There simply are too many banks and too little business for them. The bond markets have replaced a good deal of the commercial lending business. Financial technology reduces the number of loan officers, paper shufflers, and bank tellers. Deutsche’s competitor Commerzbank this morning announced 9,300 layoffs, or about a tenth of its workforce. That’s a good start. The European banking industry probably needs to reduce its headcount and number of branches by more than half. The return on equity to the Bloomberg European banks index stood at barely 3.3% in September. That’s not viable, and the solution is consolidation.
That probably explains why the German government has ruled out a bailout Deutsche Bank. In the case of a real run, to be sure, the government would protect depositors and counterparties to hedging transactions– but not stockholders or bondholders.
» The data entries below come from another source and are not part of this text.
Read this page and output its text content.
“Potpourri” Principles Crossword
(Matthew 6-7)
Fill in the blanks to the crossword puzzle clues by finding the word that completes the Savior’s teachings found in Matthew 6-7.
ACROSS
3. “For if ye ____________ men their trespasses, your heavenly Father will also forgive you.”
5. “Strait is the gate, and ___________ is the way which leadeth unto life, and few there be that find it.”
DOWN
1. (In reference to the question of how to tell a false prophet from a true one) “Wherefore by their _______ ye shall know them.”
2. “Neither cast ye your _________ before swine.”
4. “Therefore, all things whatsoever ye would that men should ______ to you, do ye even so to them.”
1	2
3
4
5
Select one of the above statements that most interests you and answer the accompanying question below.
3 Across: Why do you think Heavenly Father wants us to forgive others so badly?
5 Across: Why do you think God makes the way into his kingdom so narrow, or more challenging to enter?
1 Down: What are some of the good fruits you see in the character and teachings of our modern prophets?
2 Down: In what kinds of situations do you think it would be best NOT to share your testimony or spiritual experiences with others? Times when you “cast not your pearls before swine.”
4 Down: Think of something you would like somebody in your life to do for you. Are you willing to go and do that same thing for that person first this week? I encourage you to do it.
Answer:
On Sept. 27, a member of the German central bank’s supervisory board, Andreas Dombret, began a speech in Vienna with the question: “Are there too many banks?” He concluded with a blunt statement that “the banking sector’s share in economic activity has to shrink…How this is done is up to the market.”
That’s easier in Germany, which has a chronic labor shortage, than in France or Italy, which have chronic unemployment and where jobs are protected like heirlooms. The Bundesbank appears to have taken the initiative, and Deutsche Bank very well may lead the way.